NBA training camps open three weeks from Tuesday and the Brooklyn Nets still have roster spots to fill.
Brooklyn added Royce O’Neale, T.J. Warren, Edmond Sumner, Markieff Morris and Yuta Watanabe this offseason. Sumner’s deal is partially guaranteed while Morris and Watanabe both signed non-guaranteed contracts. UNLV forward Donovan Williams is rumored to have agreed to an Exhibit 10 deal (one-year, minimum contract that can be converted into a two-way contract prior to the start of the regular season) with the Nets. Although it has yet to be officially announced.
That would leave Brooklyn with three of its maximum 20 training camp spots open. Two of which could be standard or Exhibit 10 deals along with one remaining two-way contract.
The Nets upgraded their supporting cast this summer. However, backup point guard and center remain important needs on the depth chart. Brooklyn can still exceed the minimum anywhere up to the $6.48 million taxpayer mid-level exception to sign players in free agency.
Here are four veteran free agents the Nets could target early to fill those needs:
Following a period where it looked like Cousins may have been out of the league, the center proved he has something left in the tank. In 48 games with Milwaukee and Denver last season, he surpassed expectations. The four-time All-Star showed he can still perform on the big stage, averaging 10.6 PPG while shooting 19-29 from the field and 4-6 from three in Denver’s first-round series against Golden State.
The Nets could use a stretch big to complement Ben Simmons. Morris is a candidate to fill that need in a small-ball center role. However, Cousins can space the floor as a career 33.1 percent shooter from three while allowing the Nets to match up with bigger, more physical centers.
The 32-year-old would fill several needs for Brooklyn and shouldn’t command more than the minimum.
Whiteside spent last season backing up Rudy Gobert in Utah. The 33-year-old averaged 8.2 PPG and 7.6 RPG in 65 games for the Jazz. The center has been among the top rim protectors in the NBA since catching on with Miami in 2014, averaging 2.2 blocks per game throughout his career.
The Nets could use a veteran presence in a center rotation that currently consists of Nic Claxton, Day’Ron Sharpe and Morris. Claxton has played just 79 total games in the last two seasons. A dependable, experienced backup should be a priority for Brooklyn as the season progresses. While he’s past his prime and is not a floor-spacer, Whiteside proved productive last year as a rim runner, rebounder and shot blocker.
A minimum contract and a chance to earn a role for a contender should be enticing to the nine-year veteran.
Schroder signed for the mid-level extension with the Boston Celtics last summer after turning down a four-year, $84 million extension from the Lakers during the 2020-2021 season. The point guard was then traded to Houston at the deadline in a package for Daniel Theis.
Schroder is still a serviceable NBA floor general. He averaged 13.5 PPG and 4.6 APG on 34.4% shooting from three in 64 games last season.
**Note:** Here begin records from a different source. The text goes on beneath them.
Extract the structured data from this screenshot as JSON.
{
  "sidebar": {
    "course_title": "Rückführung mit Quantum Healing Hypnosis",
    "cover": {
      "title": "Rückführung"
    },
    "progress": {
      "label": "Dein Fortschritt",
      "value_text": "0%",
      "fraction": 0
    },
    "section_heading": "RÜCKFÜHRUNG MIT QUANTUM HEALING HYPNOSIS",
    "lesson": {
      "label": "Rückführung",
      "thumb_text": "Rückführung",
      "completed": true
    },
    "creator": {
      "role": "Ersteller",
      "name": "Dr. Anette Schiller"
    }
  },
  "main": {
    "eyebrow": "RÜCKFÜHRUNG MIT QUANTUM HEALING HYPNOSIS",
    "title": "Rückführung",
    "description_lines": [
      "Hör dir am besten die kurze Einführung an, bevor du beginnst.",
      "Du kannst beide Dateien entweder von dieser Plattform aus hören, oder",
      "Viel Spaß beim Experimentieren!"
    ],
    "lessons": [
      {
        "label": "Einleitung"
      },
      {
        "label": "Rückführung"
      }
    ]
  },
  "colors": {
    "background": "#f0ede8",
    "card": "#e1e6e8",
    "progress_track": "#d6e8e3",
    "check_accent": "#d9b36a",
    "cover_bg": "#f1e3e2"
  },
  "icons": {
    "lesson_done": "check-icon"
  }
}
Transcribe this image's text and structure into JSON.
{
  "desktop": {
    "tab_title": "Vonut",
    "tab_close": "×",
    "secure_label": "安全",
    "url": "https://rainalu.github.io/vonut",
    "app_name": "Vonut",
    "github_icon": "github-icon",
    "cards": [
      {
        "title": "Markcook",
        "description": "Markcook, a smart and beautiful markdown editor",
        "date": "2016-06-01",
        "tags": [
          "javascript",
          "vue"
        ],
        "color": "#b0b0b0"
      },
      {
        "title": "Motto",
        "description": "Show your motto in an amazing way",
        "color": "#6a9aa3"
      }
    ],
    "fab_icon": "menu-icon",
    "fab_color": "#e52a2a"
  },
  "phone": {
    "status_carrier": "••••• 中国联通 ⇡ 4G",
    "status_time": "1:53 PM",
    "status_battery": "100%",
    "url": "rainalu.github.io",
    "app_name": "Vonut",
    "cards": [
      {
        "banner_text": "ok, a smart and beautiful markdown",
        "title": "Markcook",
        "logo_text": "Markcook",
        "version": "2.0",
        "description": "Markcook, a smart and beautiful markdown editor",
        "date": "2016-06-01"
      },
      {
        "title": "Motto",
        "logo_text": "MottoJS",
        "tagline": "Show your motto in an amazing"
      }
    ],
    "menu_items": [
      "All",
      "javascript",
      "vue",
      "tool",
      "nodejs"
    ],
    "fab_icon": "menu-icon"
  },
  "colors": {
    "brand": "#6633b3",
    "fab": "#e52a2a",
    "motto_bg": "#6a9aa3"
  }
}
Goran Dragic found success in a backup point guard role for Brooklyn late last year. Schroder would provide a younger option at the position with a greater scoring punch.
The 28-year-old would likely command more than the minimum. The Nets could offer him anything up to the $6.48 million taxpayer mid-level exception to add depth in the backcourt.
Bledsoe was traded from New Orleans to Memphis and then re-routed to the Clippers last summer. The point guard averaged 9.9 PPG and 4.2 APG in 54 games for Los Angeles before being traded to Portland at the deadline.
He didn’t play a game for the tanking Blazers and was waived this summer. Bledsoe is limited as a shooter at 33.6% from three for his career but still presents a competent point guard who can initiate offense. With 31 playoff starts under his belt, the 12-year veteran’s tough defense and experience handling the ball in pressure situations could prove valuable for a contender.
The 32-year-old shouldn’t receive more than the minimum from the Nets at this point.
How much Nets owner Joe Tsai is willing to add to his payroll is the biggest variable when assessing Brooklyn’s remaining free agent prospects. With the Nets in the luxury tax for the third-straight year, they are subject to the repeater tax. This means they are taxed at a significantly higher rate than other teams.
The taxpayer mid-level exception is a valuable asset at this point in free agency and during the buyout market later in the season. Tsai already added to the luxury tax significantly by absorbing Royce O’Neale’s $9.2 million salary into a trade exception. Based on the repeater tax, the Nets using the full $6.48 million TMLE could add upwards of $30 million to the tax.
Brooklyn’s holes at backup point guard and center need to be addressed. Whether Tsai is willing to add a significant chunk to his luxury tax for players in reserve roles remains to be seen.